Les chroniques d’Hippolyte

#3 – Le lapin et la croix (Avril 2023)

Lorsque j’étais enfant, nous demeurions en face de l’église où nous assistions tous les dimanches à la messe. J’ai reçu tous les sacrements, du baptême au mariage. À ce temps de l’année, j’ai souvent participé à la Marche du Pardon, le vendredi Saint, dans les rues silencieuses de Lachine… À 3 heures, ce jour-là, je pensais à Lui, mourant sur sa croix. Puis, à l’adolescence, la vie m’a amenée à penser d’une autre façon et à regarder la religion de loin. Si bien qu’aujourd’hui. je suis ailleurs. Certains diront que je suis du côté obscur (païen) de la Force. Du côté du chocolat.

C’est pas faux.

La religion n’a pas eu vraiment de mauvais dans ma jeune vie, j’en ai plutôt retiré de belles valeurs et surtout, de magnifiques souvenirs, particulièrement à Pâques. La maison décorée, la table festive, la grande vaisselle, les beaux habits, les gourmandises: noix de coco, ananas et fraises, bonnes bouteilles de mousseux, jambon à l’os, saumon fumé…le menu n’a guère changé aujourd’hui. Il y avait un faste à Pâques, autant qu’à Noël.

Et il y avait du chocolat. Plus qu’on ne pouvait en manger.

Pâques était jour de fête et d’abondance, après un carême éprouvant pour moi.

Il y avait la messe, ensuite la famille et le banquet. Ma petite robe de dentelles, mon chapeau et mes gants. Je n’ai pas le souvenir qu’il neigeait à Pâques dans ce temps-là, étrange…

Trente ans plus tard, n’y a-t-il que des souvenirs tendres pour m’émouvoir en cette période de l’année?
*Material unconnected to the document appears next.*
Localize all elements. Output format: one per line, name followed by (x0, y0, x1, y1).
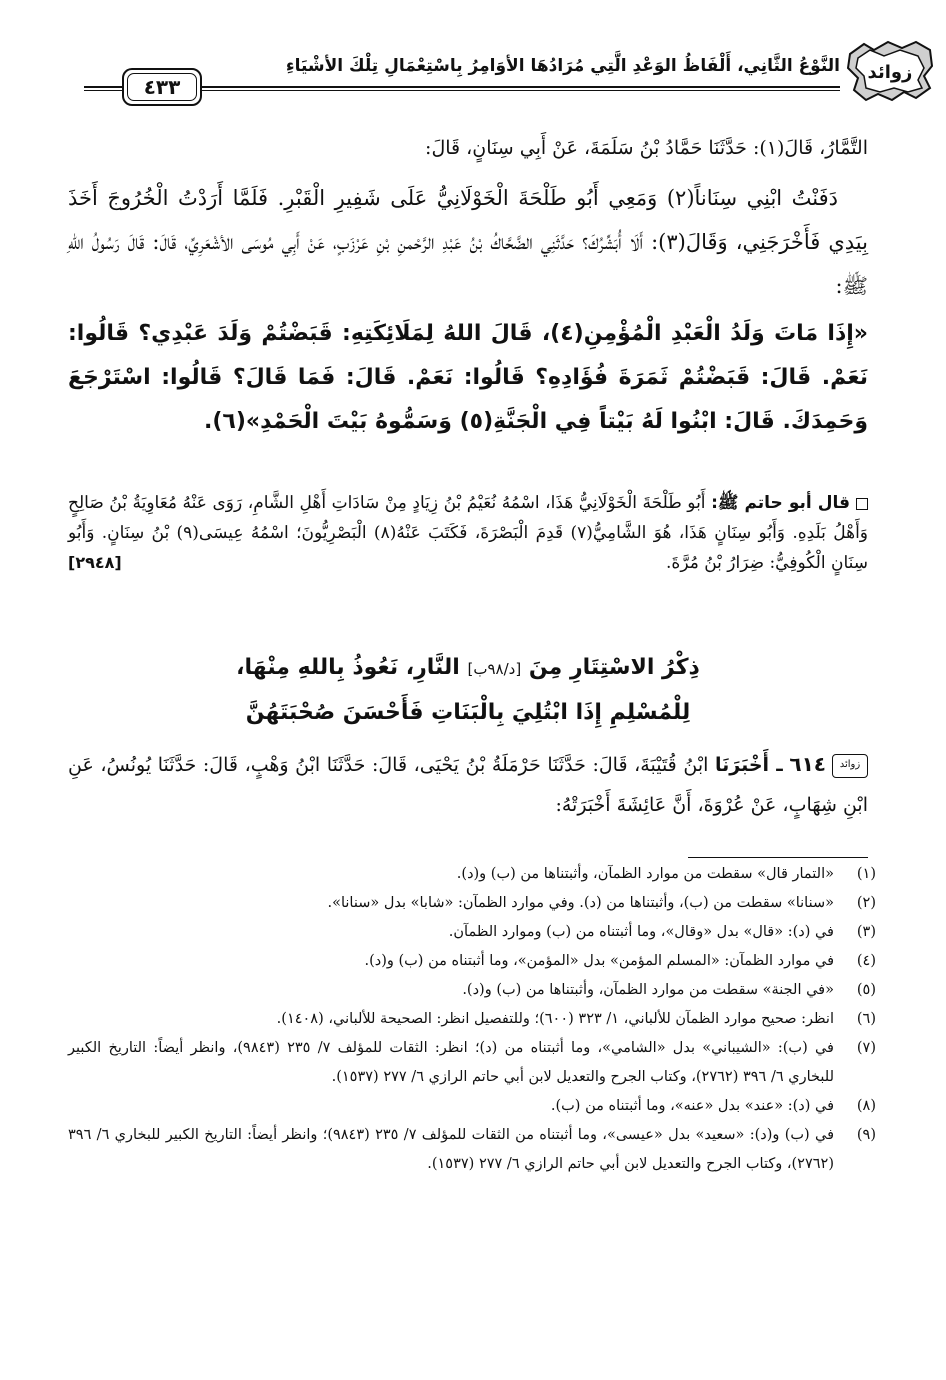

Comment fêter ce jour avec mes enfants, à qui je n’ai pas tout expliqué de la signification de la croix et de l’homme qui y agonise? Car Pâques, c’est cela: la résurrection. Mais pour mes bambins qui sont étrangers à cette histoire, que représente cette fête? Les réponses à ces questions se sont imposées d’elles-même au fil des ans.

Sous mon toit, avec parents, amis et enfants, on célèbre Pâques comme le début du printemps, le renouveau, la renaissance. Celle de la nature, de notre santé, de nos émotions. On se retrouve avec ceux qu’on aime, ceux qu’on n’a pas vu depuis Noël. On ressent le besoin d’ouvrir les fenêtres, de respirer un grand coup, de trinquer.

De manger du chocolat.

Oui, mes enfants aiment la chasse aux cocos. C’est une tradition. Mais cette tradition doit impérativement s’accompagner de grandes valeurs, sinon elle n’a aucune raison d’être. La marmaille doit comprendre l’importance de la famille, du partage, du pardon, de l’acceuil que l’on fait aux invités, de l’attention que l’on porte à la fête.
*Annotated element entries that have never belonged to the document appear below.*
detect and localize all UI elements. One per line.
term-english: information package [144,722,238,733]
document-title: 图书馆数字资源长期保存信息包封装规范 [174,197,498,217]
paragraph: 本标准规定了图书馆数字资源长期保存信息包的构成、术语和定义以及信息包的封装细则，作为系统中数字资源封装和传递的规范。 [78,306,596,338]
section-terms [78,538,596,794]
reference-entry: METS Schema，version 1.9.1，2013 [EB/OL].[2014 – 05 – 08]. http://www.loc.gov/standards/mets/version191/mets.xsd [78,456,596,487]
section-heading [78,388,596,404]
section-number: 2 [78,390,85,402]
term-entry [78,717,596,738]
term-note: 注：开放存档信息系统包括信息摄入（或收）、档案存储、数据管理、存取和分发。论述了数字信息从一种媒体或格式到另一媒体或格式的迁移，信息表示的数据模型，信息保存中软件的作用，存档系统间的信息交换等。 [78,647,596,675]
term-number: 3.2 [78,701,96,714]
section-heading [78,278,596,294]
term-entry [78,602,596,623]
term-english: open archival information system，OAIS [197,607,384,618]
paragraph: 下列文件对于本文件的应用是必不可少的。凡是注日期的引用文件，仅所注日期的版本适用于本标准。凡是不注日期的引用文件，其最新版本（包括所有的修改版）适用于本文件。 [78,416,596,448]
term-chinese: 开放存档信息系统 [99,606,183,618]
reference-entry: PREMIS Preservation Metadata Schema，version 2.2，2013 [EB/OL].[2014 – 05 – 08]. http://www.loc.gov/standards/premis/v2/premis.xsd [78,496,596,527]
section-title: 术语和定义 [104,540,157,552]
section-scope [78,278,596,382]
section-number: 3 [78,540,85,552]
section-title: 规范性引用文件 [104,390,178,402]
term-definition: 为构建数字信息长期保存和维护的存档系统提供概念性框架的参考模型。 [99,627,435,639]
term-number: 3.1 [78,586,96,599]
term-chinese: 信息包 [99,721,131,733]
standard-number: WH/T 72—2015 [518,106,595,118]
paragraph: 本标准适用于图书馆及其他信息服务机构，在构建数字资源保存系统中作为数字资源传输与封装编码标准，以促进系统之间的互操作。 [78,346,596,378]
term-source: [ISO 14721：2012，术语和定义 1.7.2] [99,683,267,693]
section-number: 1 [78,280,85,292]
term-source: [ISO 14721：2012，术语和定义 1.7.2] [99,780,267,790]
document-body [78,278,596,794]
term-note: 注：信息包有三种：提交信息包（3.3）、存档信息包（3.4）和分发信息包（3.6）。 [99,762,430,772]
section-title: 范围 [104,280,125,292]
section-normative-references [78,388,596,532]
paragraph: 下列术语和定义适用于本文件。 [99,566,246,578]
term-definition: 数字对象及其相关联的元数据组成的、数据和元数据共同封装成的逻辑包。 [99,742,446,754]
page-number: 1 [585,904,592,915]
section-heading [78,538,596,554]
Les lapins en chocolat sont-ils incompatibles avec le pan religieux que beaucoup de québécois ne soulignent plus? Ma réflexion me pousse à croire que si j’aime mon prochain, que si j’inculque à mes enfants la valeur de la vie, du bien être de soi et d’autrui ainsi que le respect universel, je ne dois pas être très loin des préceptes de l’Église à ce chapitre.

Pour la question de la commercialisation des fêtes, comme Noël ou Pâques, étant moi-même commerçante, je ne peux m’en plaindre. Mais faut-il remplacer l’amour et la bienveillance par le chocolat ou tout autre cadeau, poser la question c’est y répondre.

Les rites religieux s’entrecroisent avec les traditions populaires et au fil des époques, ce métissage de croyances est somme toute joyeux. Nous avons besoin de nous rassembler. De nous créer des occasions de nous souhaiter de bons voeux. L’humain est une bibitte sociale; la pandémie des dernières années nous l’aura confirmé. Pour tous ceux qui n’ont pas les moyens, la santé ou l’envie de se livrer à ces dépenses non-essentielles, il n’en coûte presque rien de dire « je t’aime, merci d’être là, je t’apprécie ». Ça se dit à Pâques, à la Fête des Mères et même à l’Halloween, sans chichi ni papier d’emballage. Sans bouquets de fleurs délirants ou de gâteaux douze étages parfumé au champagne. Ça se passe entre deux coeurs (ou plus), simplement, tendrement, avec humour et sincérité.

Chez nous, cette année, il y aura encore du chocolat, des ananas et des noix de coco.

Mais plus que tout, il y aura encore des « je t’aime » à profusion.